Comcast Corp, which owns NBC Universal, also owns 11 broadcast stations, including in New York, Washington, Los Angeles, San Francisco, Boston, Dallas and Chicago. A Comcast spokeswoman referred questions to NBC, which did not immediately reply.

A spokesman for FCC chairman Ajit Pai did not immediately comment.

ABC, owned by Walt Disney Co, also declined to comment.

Democratic Senator Ed Markey wrote to Pai on Wednesday, asking him to “withstand any urges from President Trump to harm the news media and infringe upon the First Amendment,” a reference to the US constitutional guarantee of free speech and press freedom.

Markey added that “it is inappropriate for the president to propose challenging broadcasters’ licenses because he disagrees with their coverage.”

According to a fact sheet on the FCC website, when reviewing licenses the agency must determine if a renewal is in the public interest.

The FCC said in the fact sheet it expects “station licensees to be aware of the important problems and issues facing their local communities and to foster public understanding by presenting programming that relates to those local issues.”

The agency does not issue similar licenses for cable networks like CNN and MSNBC, or regulate internet news or other websites.

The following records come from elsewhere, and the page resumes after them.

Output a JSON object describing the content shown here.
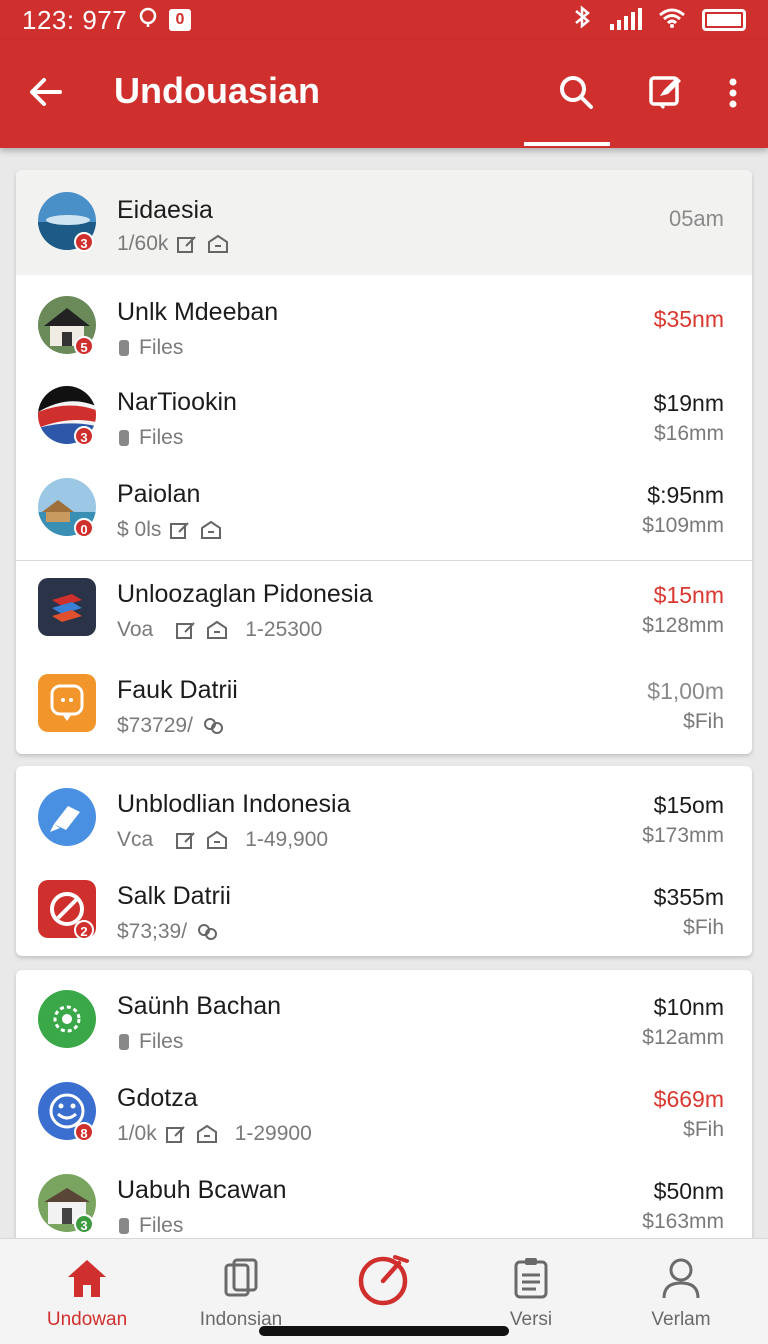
{
  "status_bar": {
    "time": "123: 977",
    "box_label": "0"
  },
  "app_bar": {
    "title": "Undouasian"
  },
  "colors": {
    "accent": "#d0302d",
    "price_red": "#d8382f"
  },
  "cards": [
    {
      "rows": [
        {
          "name": "Eidaesia",
          "sub": "1/60k",
          "time": "05am",
          "badge": "3"
        },
        {
          "name": "Unlk Mdeeban",
          "sub": "Files",
          "price1": "$35nm",
          "badge": "5"
        },
        {
          "name": "NarTiookin",
          "sub": "Files",
          "price1": "$19nm",
          "price2": "$16mm",
          "badge": "3"
        },
        {
          "name": "Paiolan",
          "sub": "$ 0ls",
          "price1": "$:95nm",
          "price2": "$109mm",
          "badge": "0"
        },
        {
          "name": "Unloozaglan Pidonesia",
          "sub": "Voa",
          "sub_num": "1-25300",
          "price1": "$15nm",
          "price2": "$128mm"
        },
        {
          "name": "Fauk Datrii",
          "sub": "$73729/",
          "price1": "$1,00m",
          "price2": "$Fih"
        }
      ]
    },
    {
      "rows": [
        {
          "name": "Unblodlian Indonesia",
          "sub": "Vca",
          "sub_num": "1-49,900",
          "price1": "$15om",
          "price2": "$173mm"
        },
        {
          "name": "Salk Datrii",
          "sub": "$73;39/",
          "price1": "$355m",
          "price2": "$Fih",
          "badge": "2"
        }
      ]
    },
    {
      "rows": [
        {
          "name": "Saünh Bachan",
          "sub": "Files",
          "price1": "$10nm",
          "price2": "$12amm"
        },
        {
          "name": "Gdotza",
          "sub": "1/0k",
          "sub_num": "1-29900",
          "price1": "$669m",
          "price2": "$Fih",
          "badge": "8"
        },
        {
          "name": "Uabuh Bcawan",
          "sub": "Files",
          "price1": "$50nm",
          "price2": "$163mm",
          "badge": "3"
        }
      ]
    }
  ],
  "bottom_nav": [
    {
      "label": "Undowan",
      "icon": "home-icon"
    },
    {
      "label": "Indonsian",
      "icon": "book-icon"
    },
    {
      "label": "",
      "icon": "gauge-icon"
    },
    {
      "label": "Versi",
      "icon": "clipboard-icon"
    },
    {
      "label": "Verlam",
      "icon": "person-icon"
    }
  ]
}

The FCC has said the First Amendment “expressly prohibits the commission from censoring broadcast matter” and that its role “in overseeing program content is very limited.”

In the early 1970s, then-President Richard Nixon and his top aides discussed using the FCC’s license renewal process as a way of punishing the Washington Post for its coverage of the Watergate burglary that ultimately brought down his presidency.

NBC News has reported on tensions between Trump and Secretary of State Rex Tillerson, and has said Trump sought a dramatic increase in the US nuclear arsenal during a meeting with national security advisers in July. NBC reported Tillerson made his “moron” comment after that meeting.

Trump on Saturday also suggested that he should get “equal time” because late-night television hosts are “dealing with the Democrats for their very ‘unfunny’” material that was “anti-Trump.”

The FCC’s equal time rules apply in limited cases to air time for political candidates and not to criticism of elected leaders.

Trump may have been referring to the “Fairness Doctrine” that was designed to ensure broadcasters present opposing viewpoints about public issues. Republican President Ronald Reagan’s administration eliminated it in 1987.